Back to All

Specifying a bowtie index in command line

I wanted to post my question and solution here in case anyone searches for it in the future. I was trying to wrap a script that requires a path and prefix for the bowtie index files. I was submitting them as an input array of files, but the script was unable to find them.

What I didn't realize is that the files were in the Projects directory and the script was in the working directory, so in the Stage Input section of Edit Input Property, I had to choose Link, which creates symlinks in the working directory. I didn't immediately realize this because the script could find my fastq input file without any staging.
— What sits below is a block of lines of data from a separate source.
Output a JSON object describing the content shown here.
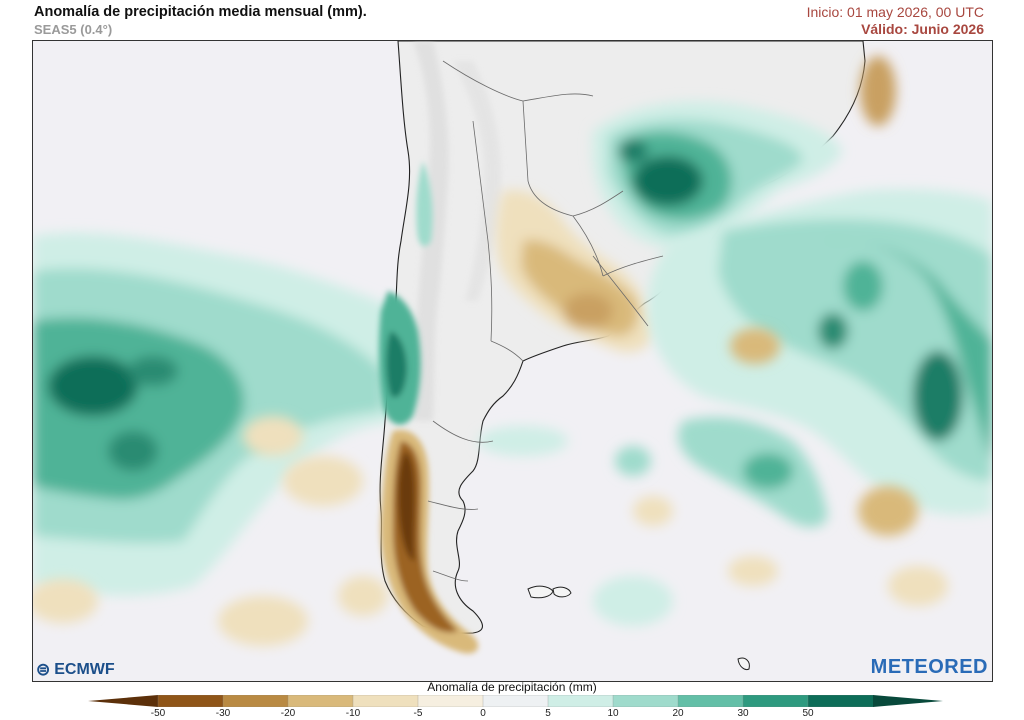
{
  "header": {
    "title": "Anomalía de precipitación media mensual (mm).",
    "subtitle": "SEAS5 (0.4°)",
    "init_label": "Inicio: 01 may 2026, 00 UTC",
    "valid_label": "Válido: Junio 2026"
  },
  "colorbar": {
    "title": "Anomalía de precipitación (mm)",
    "ticks": [
      "-50",
      "-30",
      "-20",
      "-10",
      "-5",
      "0",
      "5",
      "10",
      "20",
      "30",
      "50"
    ],
    "colors": [
      "#5c300a",
      "#8f5518",
      "#b98a43",
      "#d9b97a",
      "#efe0bd",
      "#f6efe0",
      "#eef1f3",
      "#cfeee6",
      "#9fdbcc",
      "#63bfa7",
      "#2e9a7f",
      "#0d6d58",
      "#08493b"
    ]
  },
  "logos": {
    "left": "ECMWF",
    "right": "METEORED"
  },
  "colors": {
    "ocean": "#f1f0f4",
    "land": "#ededed",
    "wet_light": "#cfeee6",
    "wet_mid": "#9fdbcc",
    "wet_high": "#4fb397",
    "wet_max": "#0e6e59",
    "dry_light": "#efe0bd",
    "dry_mid": "#d9b97a",
    "dry_high": "#9c6422",
    "dry_max": "#6b3b10",
    "title_red": "#a8473f"
  }
}
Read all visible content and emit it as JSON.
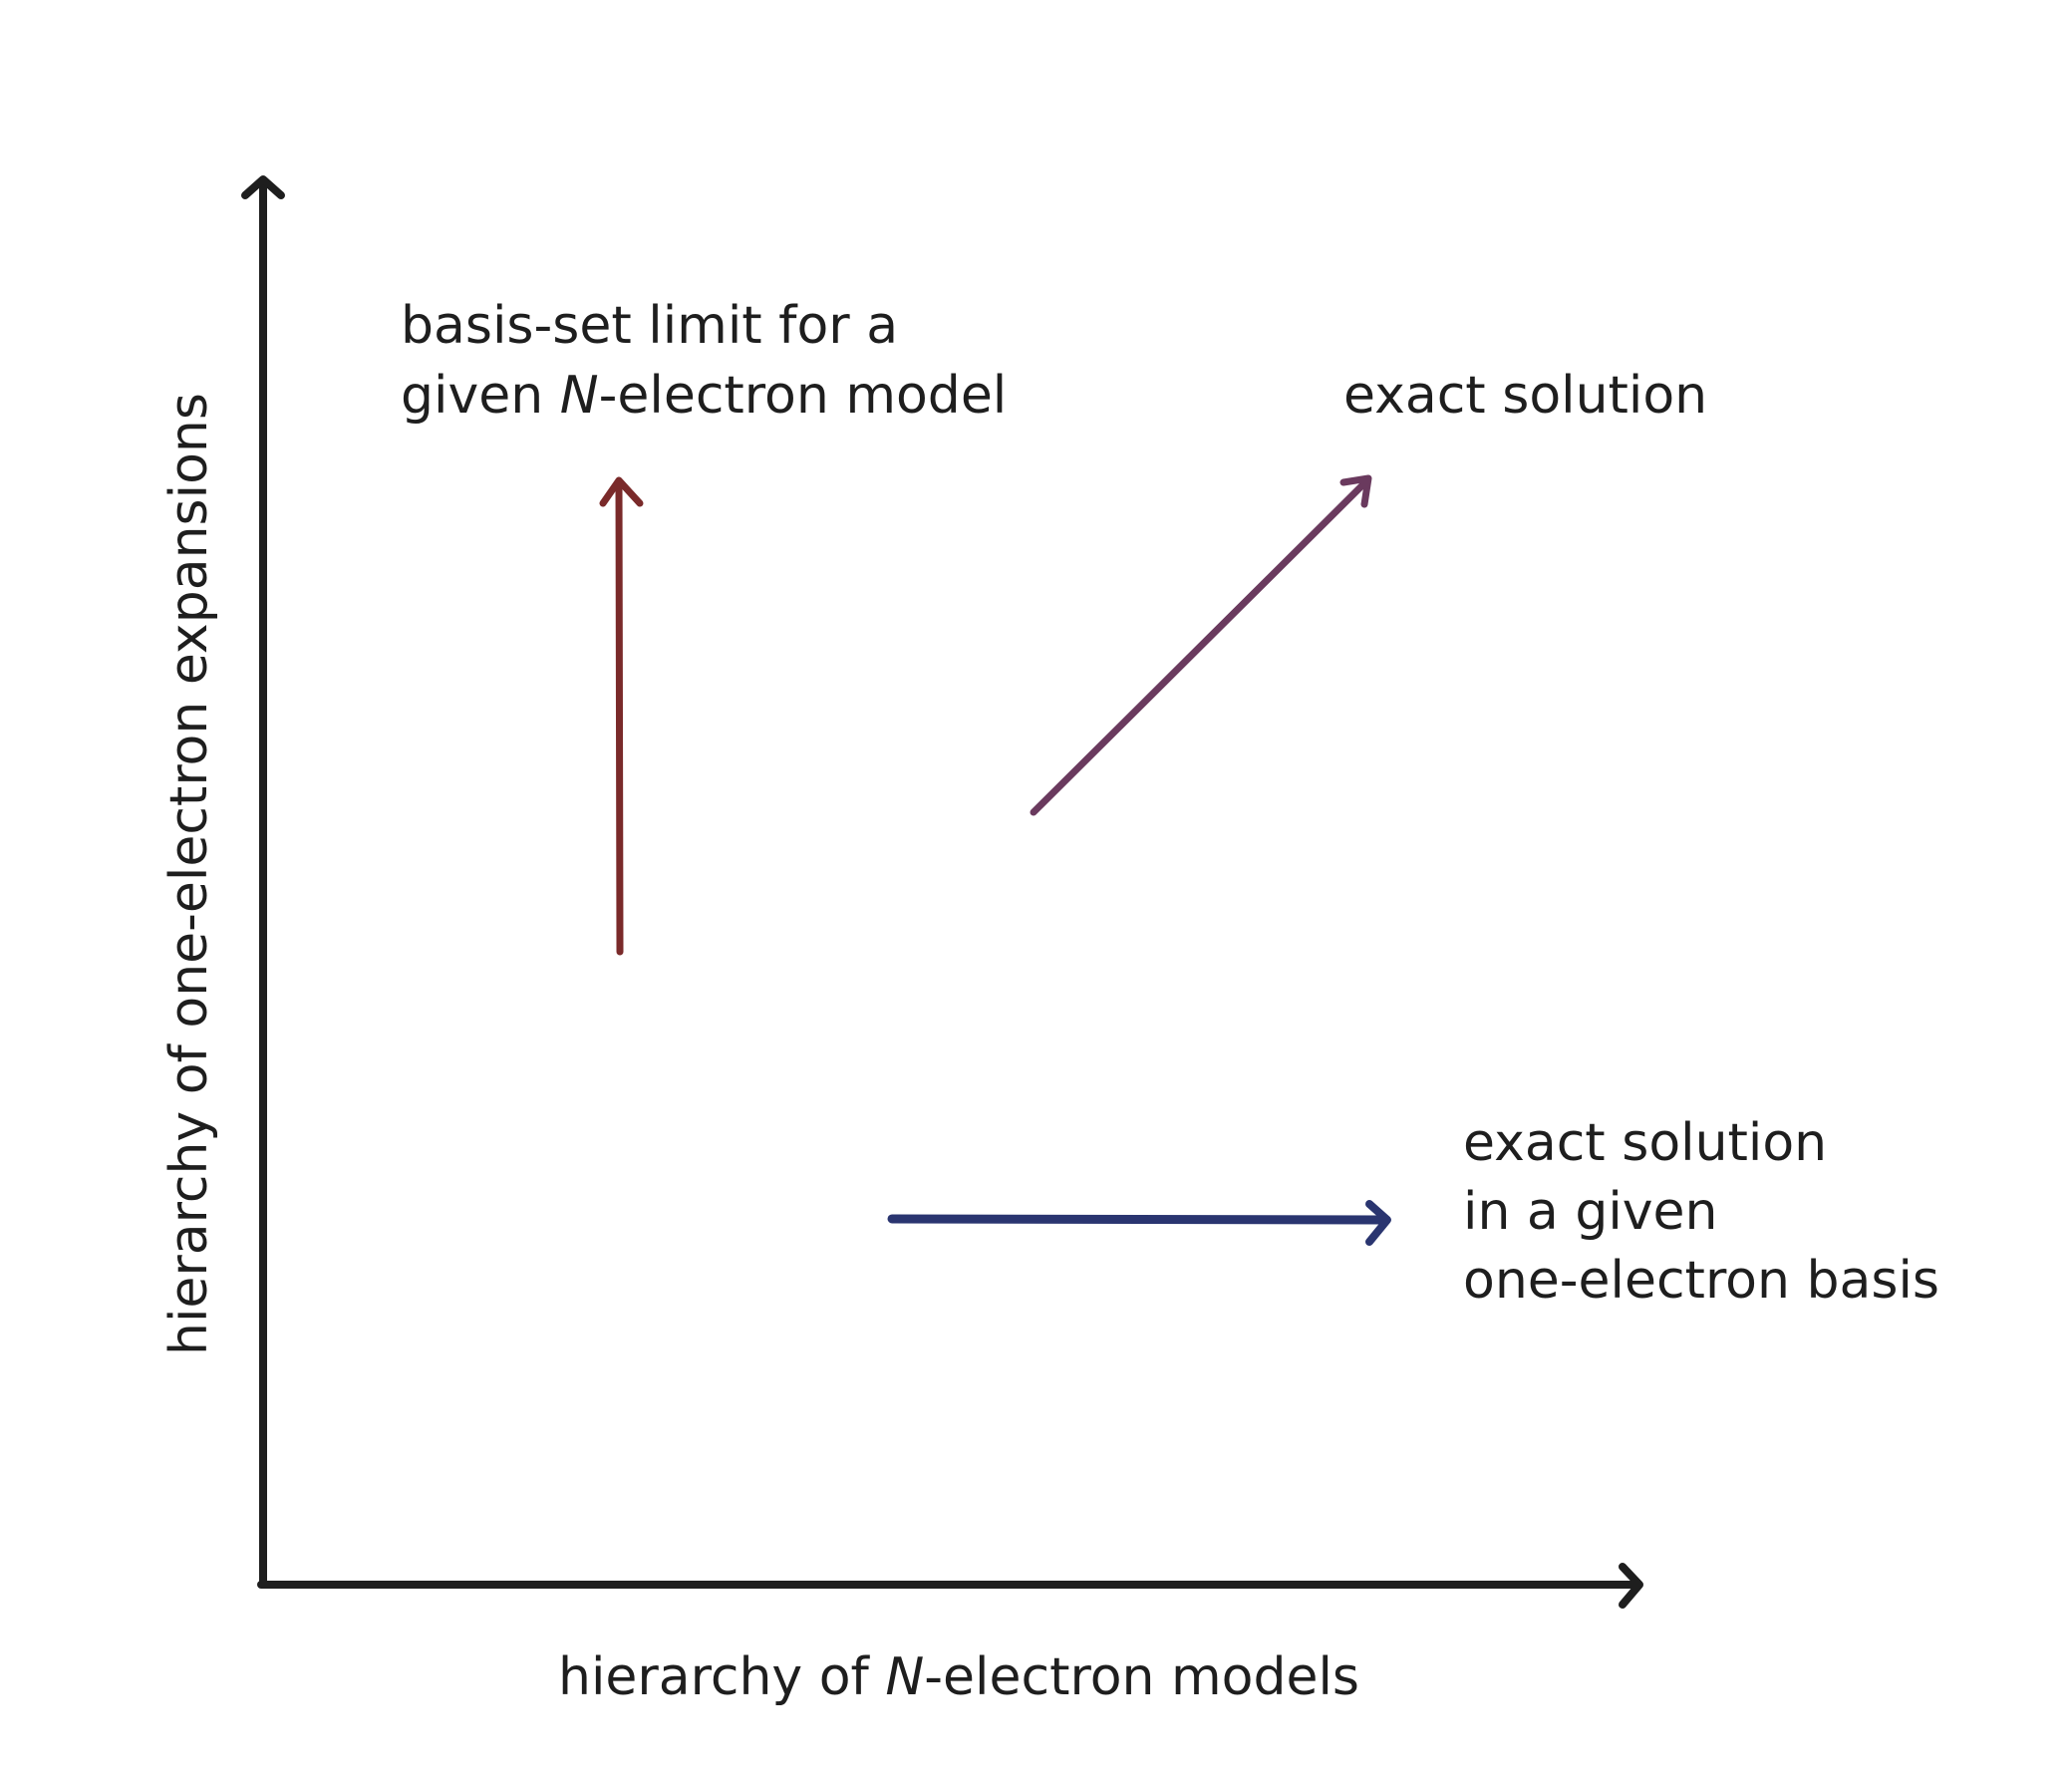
{
  "axes": {
    "x_label_prefix": "hierarchy of ",
    "x_label_italic": "N",
    "x_label_suffix": "-electron models",
    "y_label": "hierarchy of one-electron expansions",
    "color": "#1e1e1e"
  },
  "arrows": {
    "basis_limit": {
      "line1": "basis-set limit for a",
      "line2_prefix": "given ",
      "line2_italic": "N",
      "line2_suffix": "-electron model",
      "color": "#7a2a2a"
    },
    "exact_solution": {
      "label": "exact solution",
      "color": "#6a3a5e"
    },
    "exact_in_basis": {
      "line1": "exact solution",
      "line2": "in a given",
      "line3": "one-electron basis",
      "color": "#2a3570"
    }
  }
}
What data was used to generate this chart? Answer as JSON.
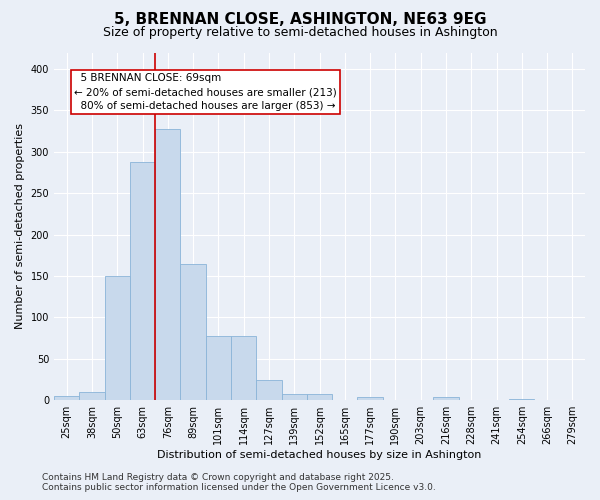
{
  "title": "5, BRENNAN CLOSE, ASHINGTON, NE63 9EG",
  "subtitle": "Size of property relative to semi-detached houses in Ashington",
  "xlabel": "Distribution of semi-detached houses by size in Ashington",
  "ylabel": "Number of semi-detached properties",
  "bar_color": "#c8d9ec",
  "bar_edge_color": "#8ab4d8",
  "categories": [
    "25sqm",
    "38sqm",
    "50sqm",
    "63sqm",
    "76sqm",
    "89sqm",
    "101sqm",
    "114sqm",
    "127sqm",
    "139sqm",
    "152sqm",
    "165sqm",
    "177sqm",
    "190sqm",
    "203sqm",
    "216sqm",
    "228sqm",
    "241sqm",
    "254sqm",
    "266sqm",
    "279sqm"
  ],
  "values": [
    5,
    10,
    150,
    288,
    328,
    165,
    77,
    77,
    25,
    7,
    8,
    0,
    4,
    0,
    0,
    4,
    0,
    0,
    1,
    0,
    0
  ],
  "ylim": [
    0,
    420
  ],
  "yticks": [
    0,
    50,
    100,
    150,
    200,
    250,
    300,
    350,
    400
  ],
  "property_line_x": 3.5,
  "annotation_text": "  5 BRENNAN CLOSE: 69sqm\n← 20% of semi-detached houses are smaller (213)\n  80% of semi-detached houses are larger (853) →",
  "annotation_box_color": "#ffffff",
  "annotation_box_edge": "#cc0000",
  "red_line_color": "#cc0000",
  "background_color": "#eaeff7",
  "grid_color": "#ffffff",
  "footer_text": "Contains HM Land Registry data © Crown copyright and database right 2025.\nContains public sector information licensed under the Open Government Licence v3.0.",
  "title_fontsize": 11,
  "subtitle_fontsize": 9,
  "label_fontsize": 8,
  "tick_fontsize": 7,
  "annotation_fontsize": 7.5,
  "footer_fontsize": 6.5
}
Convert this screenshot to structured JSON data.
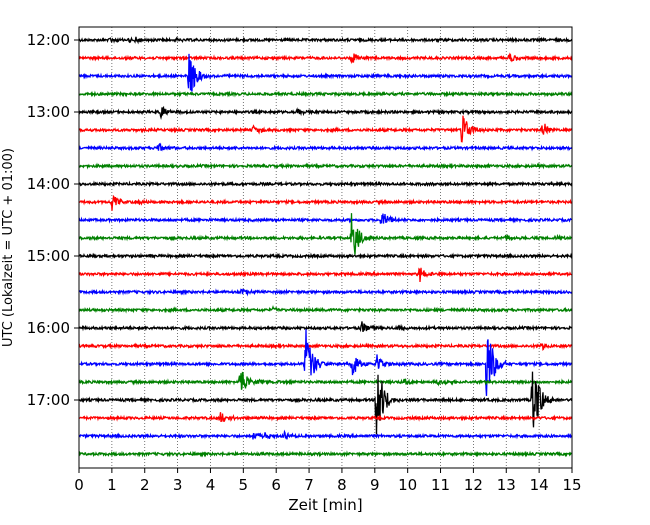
{
  "chart_data": {
    "type": "line",
    "title": "",
    "xlabel": "Zeit  [min]",
    "ylabel": "UTC (Lokalzeit = UTC + 01:00)",
    "xlim": [
      0,
      15
    ],
    "x_ticks": [
      "0",
      "1",
      "2",
      "3",
      "4",
      "5",
      "6",
      "7",
      "8",
      "9",
      "10",
      "11",
      "12",
      "13",
      "14",
      "15"
    ],
    "y_ticks": [
      "12:00",
      "13:00",
      "14:00",
      "15:00",
      "16:00",
      "17:00"
    ],
    "grid": "vertical-dotted",
    "trace_interval_min": 15,
    "start": "12:00",
    "trace_colors": [
      "#000000",
      "#ff0000",
      "#0000ff",
      "#008000"
    ],
    "traces": [
      {
        "start": "12:00",
        "color": "#000000",
        "events": [
          {
            "t": 0.95,
            "amp": 0.3
          },
          {
            "t": 1.5,
            "amp": 0.3
          },
          {
            "t": 1.7,
            "amp": 0.25
          },
          {
            "t": 2.95,
            "amp": 0.25
          }
        ]
      },
      {
        "start": "12:15",
        "color": "#ff0000",
        "events": [
          {
            "t": 8.3,
            "amp": 0.7
          },
          {
            "t": 13.1,
            "amp": 0.6
          }
        ]
      },
      {
        "start": "12:30",
        "color": "#0000ff",
        "events": [
          {
            "t": 3.35,
            "amp": 2.5
          },
          {
            "t": 8.95,
            "amp": 0.3
          }
        ]
      },
      {
        "start": "12:45",
        "color": "#008000",
        "events": []
      },
      {
        "start": "13:00",
        "color": "#000000",
        "events": [
          {
            "t": 2.5,
            "amp": 0.7
          },
          {
            "t": 6.65,
            "amp": 0.3
          }
        ]
      },
      {
        "start": "13:15",
        "color": "#ff0000",
        "events": [
          {
            "t": 5.3,
            "amp": 0.6
          },
          {
            "t": 11.65,
            "amp": 2.1
          },
          {
            "t": 14.1,
            "amp": 0.9
          }
        ]
      },
      {
        "start": "13:30",
        "color": "#0000ff",
        "events": [
          {
            "t": 2.35,
            "amp": 0.6
          }
        ]
      },
      {
        "start": "13:45",
        "color": "#008000",
        "events": []
      },
      {
        "start": "14:00",
        "color": "#000000",
        "events": [
          {
            "t": 10.0,
            "amp": 0.2
          }
        ]
      },
      {
        "start": "14:15",
        "color": "#ff0000",
        "events": [
          {
            "t": 1.0,
            "amp": 1.0
          },
          {
            "t": 1.75,
            "amp": 0.3
          }
        ]
      },
      {
        "start": "14:30",
        "color": "#0000ff",
        "events": [
          {
            "t": 9.2,
            "amp": 1.3
          }
        ]
      },
      {
        "start": "14:45",
        "color": "#008000",
        "events": [
          {
            "t": 8.3,
            "amp": 3.0
          },
          {
            "t": 13.0,
            "amp": 0.4
          },
          {
            "t": 14.5,
            "amp": 0.25
          }
        ]
      },
      {
        "start": "15:00",
        "color": "#000000",
        "events": []
      },
      {
        "start": "15:15",
        "color": "#ff0000",
        "events": [
          {
            "t": 10.35,
            "amp": 0.8
          }
        ]
      },
      {
        "start": "15:30",
        "color": "#0000ff",
        "events": [
          {
            "t": 4.95,
            "amp": 0.4
          }
        ]
      },
      {
        "start": "15:45",
        "color": "#008000",
        "events": [
          {
            "t": 5.9,
            "amp": 0.25
          }
        ]
      },
      {
        "start": "16:00",
        "color": "#000000",
        "events": [
          {
            "t": 8.6,
            "amp": 0.7
          },
          {
            "t": 9.7,
            "amp": 0.3
          }
        ]
      },
      {
        "start": "16:15",
        "color": "#ff0000",
        "events": [
          {
            "t": 14.05,
            "amp": 0.5
          }
        ]
      },
      {
        "start": "16:30",
        "color": "#0000ff",
        "events": [
          {
            "t": 6.9,
            "amp": 4.0
          },
          {
            "t": 8.3,
            "amp": 1.7
          },
          {
            "t": 9.05,
            "amp": 1.0
          },
          {
            "t": 12.4,
            "amp": 4.5
          }
        ]
      },
      {
        "start": "16:45",
        "color": "#008000",
        "events": [
          {
            "t": 4.9,
            "amp": 1.9
          },
          {
            "t": 5.45,
            "amp": 0.3
          },
          {
            "t": 9.9,
            "amp": 0.3
          },
          {
            "t": 10.9,
            "amp": 0.4
          }
        ]
      },
      {
        "start": "17:00",
        "color": "#000000",
        "events": [
          {
            "t": 9.05,
            "amp": 5.0
          },
          {
            "t": 13.8,
            "amp": 5.0
          }
        ]
      },
      {
        "start": "17:15",
        "color": "#ff0000",
        "events": [
          {
            "t": 4.3,
            "amp": 0.7
          }
        ]
      },
      {
        "start": "17:30",
        "color": "#0000ff",
        "events": [
          {
            "t": 5.3,
            "amp": 0.5
          },
          {
            "t": 5.6,
            "amp": 0.5
          },
          {
            "t": 6.25,
            "amp": 0.4
          }
        ]
      },
      {
        "start": "17:45",
        "color": "#008000",
        "events": []
      }
    ]
  }
}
I've since noticed that the STAR aligner tool uses a tarball of the index files, and Darko also adds:

"As an extra note, an alternative to the approach you're currently using would be to create a single .tar file containing all the output files of bowtie-build run. For example, when invoking Bowtie indexer, use a command like:

bowtie-build ucsc_hg19.fasta ucsc_hg19 && tar -cf ucsc_hg19.tar *.ebwt

You would then use the resulting .tar file as a single reference bundle, replacing the file array input port with a single file input. You would have to stage it and add an extra base command (before the actual call to mapper.pl) containing a JavaScript expression that returns a string with the reference bundle file name. For example (assuming you're using 'reference' as the ID of the respective input port):

{
var reference_bundle = $job.inputs.reference.path.split('/').slice(-1)
return 'tar -xf ' + reference_bundle + ' ; '
}

Finally, you would modify the JavaScript expression generating the value of -p argument of mapper.pl to get the basename of the .tar bundle (which must be the same as that of the Bowtie index files)."